Lord St. Simon zuckte die Achseln und zog die Augenbrauen in die Höhe. »Wir haben ein paar Jahre lang auf freundschaftlichem Fuße miteinander gestanden – ich darf wohl sagen:

auf sehr freundschaftlichem Fuße. Sie war meist am ›Allegro‹ besc häftigt. Ich habe nicht unnobel an ihr gehandelt, und sie hatte keinen triftigen Grund zur Klage über mich, aber Sie wissen ja, wie diese Mädel sind, Herr Holmes. Flora war ein ganz nettes, kleines Ding, allein äußerst hitzköpfig und von einer blinden Anhänglichkeit an mich. Sie schrieb mir schreckliche Briefe, als sie erfuhr, daß ich im Begriff stand, mich zu verheiraten; und, um die Wahrheit zu sagen, war der Grund, warum ich die Hochzeit so in der Stille feiern ließ, daß ich fürchtete, es möchte einen Skandal in der Kirche geben. Gerade wie wir von dort zurückkehrten, erschien sie vor Herrn Dorans Hause und suchte sich unter höchst unziemlichen, ja sogar drohenden Äußerungen gegen meine Gattin einzudrängen; allein ich hatte so etwas vorausgeahnt und deshalb zwei Polizisten in bürgerlicher Kleidung aufgestellt, die sie wieder fortbrachten. Sie beruhigte sich schließlich, als sie sah, daß sie mit dem lärmenden Auftritt doch nichts ausrichten konnte.«

»Hat Ihre Gattin das alles mit angehört?«

»Nein, Gott sei Dank, das nicht.«

»Und mit eben diesem Mädchen hat man sie nachher gehen sehen?«

»Jawohl. Dies ist auch der Punkt, den Herr Lestrade als so schwerwiegend ansieht. Man nimmt an, Flora habe meine Frau in irgend eine schreckliche Falle gelockt.«

»Nun, das wäre freilich möglich.«

»Sie sind also auch dieser Ansicht?«

»Für wahrscheinlich halte ich es gerade nicht; aber wie denken Sie selbst darüber?«

»So wie ich Flora kenne, könnte sie keiner Fliege etwas zuleide tun.«

»Die Eifersucht bewirkt aber doch oft ganz merkwürdige Veränderungen im Charakter des Menschen.«

»Sollte Ihnen das Glück beschieden sein, die Lösung dieses Rätsels zu finden –« fuhr unser Besucher fort, indem er sich erhob.

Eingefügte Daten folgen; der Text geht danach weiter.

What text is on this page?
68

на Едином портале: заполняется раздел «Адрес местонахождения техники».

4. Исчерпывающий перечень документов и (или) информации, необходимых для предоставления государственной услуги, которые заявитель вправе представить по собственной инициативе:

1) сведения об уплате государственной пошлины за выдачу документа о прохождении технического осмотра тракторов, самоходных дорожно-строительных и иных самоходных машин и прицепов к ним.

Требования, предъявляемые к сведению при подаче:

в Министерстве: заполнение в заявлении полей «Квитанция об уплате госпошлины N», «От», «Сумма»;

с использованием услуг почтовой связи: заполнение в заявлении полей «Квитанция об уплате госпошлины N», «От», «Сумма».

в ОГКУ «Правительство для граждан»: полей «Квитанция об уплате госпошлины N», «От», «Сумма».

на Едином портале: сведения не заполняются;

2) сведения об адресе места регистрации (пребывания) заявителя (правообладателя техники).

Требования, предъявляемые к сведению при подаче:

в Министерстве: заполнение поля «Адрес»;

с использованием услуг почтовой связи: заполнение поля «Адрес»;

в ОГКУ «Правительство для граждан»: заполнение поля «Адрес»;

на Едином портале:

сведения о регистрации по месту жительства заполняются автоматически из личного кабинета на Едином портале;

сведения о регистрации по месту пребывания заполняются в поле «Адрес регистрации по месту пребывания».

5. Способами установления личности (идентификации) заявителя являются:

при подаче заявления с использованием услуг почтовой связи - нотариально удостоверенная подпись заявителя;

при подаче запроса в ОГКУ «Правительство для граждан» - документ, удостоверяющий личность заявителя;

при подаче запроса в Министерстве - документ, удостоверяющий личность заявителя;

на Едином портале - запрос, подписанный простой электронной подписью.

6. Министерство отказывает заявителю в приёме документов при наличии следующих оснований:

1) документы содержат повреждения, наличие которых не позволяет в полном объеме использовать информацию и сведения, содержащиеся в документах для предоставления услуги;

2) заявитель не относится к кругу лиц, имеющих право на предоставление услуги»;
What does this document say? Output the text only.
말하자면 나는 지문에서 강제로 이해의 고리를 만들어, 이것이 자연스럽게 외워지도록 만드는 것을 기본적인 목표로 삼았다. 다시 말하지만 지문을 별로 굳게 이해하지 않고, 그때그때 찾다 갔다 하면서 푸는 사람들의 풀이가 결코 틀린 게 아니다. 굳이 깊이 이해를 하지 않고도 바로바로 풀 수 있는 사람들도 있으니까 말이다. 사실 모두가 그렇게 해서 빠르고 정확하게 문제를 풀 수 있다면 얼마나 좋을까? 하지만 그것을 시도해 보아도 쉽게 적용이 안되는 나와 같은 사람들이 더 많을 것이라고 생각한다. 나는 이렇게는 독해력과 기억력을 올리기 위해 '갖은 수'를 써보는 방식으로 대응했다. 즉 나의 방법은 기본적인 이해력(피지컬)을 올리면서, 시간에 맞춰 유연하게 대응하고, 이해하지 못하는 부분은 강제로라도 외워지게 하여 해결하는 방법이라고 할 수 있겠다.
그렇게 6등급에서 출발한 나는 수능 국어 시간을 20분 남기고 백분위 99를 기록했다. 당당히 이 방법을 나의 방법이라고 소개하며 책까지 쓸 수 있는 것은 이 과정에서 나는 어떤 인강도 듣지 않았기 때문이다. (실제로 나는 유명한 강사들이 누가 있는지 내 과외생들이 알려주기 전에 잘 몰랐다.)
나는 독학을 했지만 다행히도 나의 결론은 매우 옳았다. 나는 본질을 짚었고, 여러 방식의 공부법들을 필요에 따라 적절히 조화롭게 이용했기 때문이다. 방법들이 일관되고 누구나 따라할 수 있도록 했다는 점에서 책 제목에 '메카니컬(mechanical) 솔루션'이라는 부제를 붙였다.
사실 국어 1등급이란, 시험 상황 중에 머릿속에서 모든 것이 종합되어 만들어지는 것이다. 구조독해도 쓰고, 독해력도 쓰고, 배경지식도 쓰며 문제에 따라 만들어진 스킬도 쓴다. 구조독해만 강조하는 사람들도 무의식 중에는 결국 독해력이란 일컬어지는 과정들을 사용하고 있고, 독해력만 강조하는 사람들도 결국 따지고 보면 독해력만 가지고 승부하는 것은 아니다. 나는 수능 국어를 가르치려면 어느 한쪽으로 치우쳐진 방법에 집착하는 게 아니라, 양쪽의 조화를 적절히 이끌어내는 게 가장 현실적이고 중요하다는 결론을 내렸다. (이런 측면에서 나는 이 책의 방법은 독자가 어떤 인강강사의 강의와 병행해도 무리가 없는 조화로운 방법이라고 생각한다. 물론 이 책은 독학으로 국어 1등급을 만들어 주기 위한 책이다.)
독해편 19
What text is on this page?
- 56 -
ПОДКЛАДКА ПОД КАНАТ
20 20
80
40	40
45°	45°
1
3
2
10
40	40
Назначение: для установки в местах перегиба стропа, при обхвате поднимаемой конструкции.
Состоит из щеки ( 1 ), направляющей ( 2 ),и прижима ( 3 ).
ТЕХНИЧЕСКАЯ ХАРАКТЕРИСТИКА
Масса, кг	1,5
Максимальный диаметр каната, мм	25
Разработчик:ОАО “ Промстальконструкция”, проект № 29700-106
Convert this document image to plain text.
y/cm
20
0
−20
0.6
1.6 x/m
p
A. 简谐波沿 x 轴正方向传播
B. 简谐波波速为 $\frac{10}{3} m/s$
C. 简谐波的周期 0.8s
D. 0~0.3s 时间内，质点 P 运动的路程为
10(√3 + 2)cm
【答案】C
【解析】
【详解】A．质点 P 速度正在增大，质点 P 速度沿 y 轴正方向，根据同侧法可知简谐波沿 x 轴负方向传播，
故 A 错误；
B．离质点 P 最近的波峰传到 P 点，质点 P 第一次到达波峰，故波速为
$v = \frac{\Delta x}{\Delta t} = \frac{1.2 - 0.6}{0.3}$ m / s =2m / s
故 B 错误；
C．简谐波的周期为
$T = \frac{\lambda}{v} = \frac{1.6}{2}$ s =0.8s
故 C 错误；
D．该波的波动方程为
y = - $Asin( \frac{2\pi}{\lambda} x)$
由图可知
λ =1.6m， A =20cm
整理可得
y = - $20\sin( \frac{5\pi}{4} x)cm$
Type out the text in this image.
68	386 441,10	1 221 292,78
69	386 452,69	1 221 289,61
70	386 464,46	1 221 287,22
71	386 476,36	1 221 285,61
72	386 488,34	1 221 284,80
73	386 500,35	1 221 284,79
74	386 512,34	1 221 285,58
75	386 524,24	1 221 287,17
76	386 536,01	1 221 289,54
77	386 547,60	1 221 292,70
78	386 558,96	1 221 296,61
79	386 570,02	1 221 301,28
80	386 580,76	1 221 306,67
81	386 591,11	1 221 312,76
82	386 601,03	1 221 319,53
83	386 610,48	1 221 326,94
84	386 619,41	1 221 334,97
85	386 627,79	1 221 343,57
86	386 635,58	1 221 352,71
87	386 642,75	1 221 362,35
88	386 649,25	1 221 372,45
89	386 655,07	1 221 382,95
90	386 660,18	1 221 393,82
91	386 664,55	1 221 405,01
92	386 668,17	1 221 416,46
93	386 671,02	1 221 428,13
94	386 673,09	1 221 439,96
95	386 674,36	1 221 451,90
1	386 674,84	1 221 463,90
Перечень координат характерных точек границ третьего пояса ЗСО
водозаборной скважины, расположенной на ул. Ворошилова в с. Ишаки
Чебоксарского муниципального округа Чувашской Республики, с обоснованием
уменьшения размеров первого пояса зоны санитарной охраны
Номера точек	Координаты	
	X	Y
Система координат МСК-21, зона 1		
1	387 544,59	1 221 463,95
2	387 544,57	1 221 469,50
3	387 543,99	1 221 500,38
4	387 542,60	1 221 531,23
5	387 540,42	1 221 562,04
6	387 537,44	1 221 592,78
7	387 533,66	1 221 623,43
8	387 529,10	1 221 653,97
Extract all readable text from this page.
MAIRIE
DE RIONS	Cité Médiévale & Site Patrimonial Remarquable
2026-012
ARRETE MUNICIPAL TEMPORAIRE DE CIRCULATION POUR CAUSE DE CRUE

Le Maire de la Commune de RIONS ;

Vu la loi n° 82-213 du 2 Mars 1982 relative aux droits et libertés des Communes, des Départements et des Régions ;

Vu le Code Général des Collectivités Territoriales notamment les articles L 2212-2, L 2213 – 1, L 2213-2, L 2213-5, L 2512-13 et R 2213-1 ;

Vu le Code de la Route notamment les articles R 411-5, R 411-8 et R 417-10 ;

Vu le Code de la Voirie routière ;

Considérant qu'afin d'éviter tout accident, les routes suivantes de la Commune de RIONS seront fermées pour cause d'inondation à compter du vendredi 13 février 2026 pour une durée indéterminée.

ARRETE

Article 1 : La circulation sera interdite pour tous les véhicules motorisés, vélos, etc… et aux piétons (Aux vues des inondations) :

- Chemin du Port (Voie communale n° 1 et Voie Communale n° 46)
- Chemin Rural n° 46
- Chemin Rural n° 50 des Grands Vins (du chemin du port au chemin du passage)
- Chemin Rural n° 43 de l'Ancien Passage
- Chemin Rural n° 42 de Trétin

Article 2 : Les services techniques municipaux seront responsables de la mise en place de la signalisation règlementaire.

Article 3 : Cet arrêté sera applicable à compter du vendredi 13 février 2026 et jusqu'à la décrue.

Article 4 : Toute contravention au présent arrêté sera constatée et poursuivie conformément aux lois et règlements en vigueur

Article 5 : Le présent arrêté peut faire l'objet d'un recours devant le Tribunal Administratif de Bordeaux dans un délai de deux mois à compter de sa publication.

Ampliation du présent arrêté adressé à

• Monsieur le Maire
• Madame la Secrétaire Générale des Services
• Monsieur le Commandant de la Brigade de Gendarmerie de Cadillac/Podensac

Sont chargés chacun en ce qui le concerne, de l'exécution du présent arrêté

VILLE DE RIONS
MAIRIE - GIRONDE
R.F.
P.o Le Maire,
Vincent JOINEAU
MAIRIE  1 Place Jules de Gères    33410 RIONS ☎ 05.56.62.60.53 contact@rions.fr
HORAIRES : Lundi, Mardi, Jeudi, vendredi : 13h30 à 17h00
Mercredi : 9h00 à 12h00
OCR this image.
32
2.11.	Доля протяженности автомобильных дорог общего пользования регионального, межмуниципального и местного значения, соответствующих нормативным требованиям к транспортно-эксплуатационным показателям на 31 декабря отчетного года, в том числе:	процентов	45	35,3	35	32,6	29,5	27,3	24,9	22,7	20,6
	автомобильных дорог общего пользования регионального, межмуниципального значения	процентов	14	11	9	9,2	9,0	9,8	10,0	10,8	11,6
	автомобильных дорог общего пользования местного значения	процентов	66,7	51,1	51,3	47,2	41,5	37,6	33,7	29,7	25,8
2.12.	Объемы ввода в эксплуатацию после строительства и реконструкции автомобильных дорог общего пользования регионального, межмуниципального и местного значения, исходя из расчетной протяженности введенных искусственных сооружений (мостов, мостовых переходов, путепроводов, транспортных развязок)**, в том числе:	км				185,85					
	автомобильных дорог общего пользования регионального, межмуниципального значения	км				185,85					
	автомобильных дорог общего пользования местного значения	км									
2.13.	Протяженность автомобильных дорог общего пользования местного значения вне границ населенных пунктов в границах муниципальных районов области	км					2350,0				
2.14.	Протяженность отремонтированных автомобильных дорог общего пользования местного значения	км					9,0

»Ich habe sie gefunden«, unterbrach ihn Holmes.

»Wie? Höre ich recht?«

»Ich habe sie gefunden, sage ich.«

»Nun, wo ist denn meine Frau?«

»Auch auf diesen weiteren Punkt werde ich die Antwort nicht lange schuldig bleiben.«

Lord St. Simon schüttelte das Haupt. »Ich glaube doch fast, dazu gehört mehr Weisheit, als Sie oder ich im Kopfe haben«, versetzte er. Dann zog er sich mit einer vornehmen, altmodischen Verbeugung zurück.

*

»Es ist wirklich recht gnädig von Seiner Lordschaft, daß er meinem Kopf die Ehre erweist, ihn mit dem seinigen auf eine Stufe zu stellen«, meinte Sherlock Holmes lachend. »Auf dieses lange Kreuzverhör hin habe ich aber eine kleine Erfrischung und eine Zigarre verdient. Ich war mit meinen Schlußfolgerungen übrigens im reinen, ehe unser Besuch erschien.«

»Mein lieber Holmes!«

»Ja – es ist so. Unter meinen Aufzeichnungen befinden sich mehrere ähnliche Fälle, aber so flink ist es noch bei keinem gegangen. Das Verhör machte meine Vermutung nur zur Gewißheit. Ein Indizienbeweis ist gelegentlich außerordentlich überzeugend, namentlich wenn auch das übrige so genau dazu paßt.«

»Aber ich habe doch alles mit angehört, so gut wie du!«

»Allerdings, aber ohne die Kenntnis der früheren Fälle, die mir so sehr zustatten kommt. Da war ein Fall vor einigen Jahren, wo –. Doch da kommt ja Lestrade! Hallo, Lestrade, guten Abend! Dort drüben steht Ihr Stammglas, und hier ist die Zigarrenkiste.«

Der kleine Herr erschien in einer hellen Jacke und hellem Halstuch, was ihm ein ganz seemännisches Aussehen gab, in der Hand trug er einen schwarzen Reisekoffer. Nach kurzem Gruß ließ er sich nieder und steckte sich die angebotene Zigarre an.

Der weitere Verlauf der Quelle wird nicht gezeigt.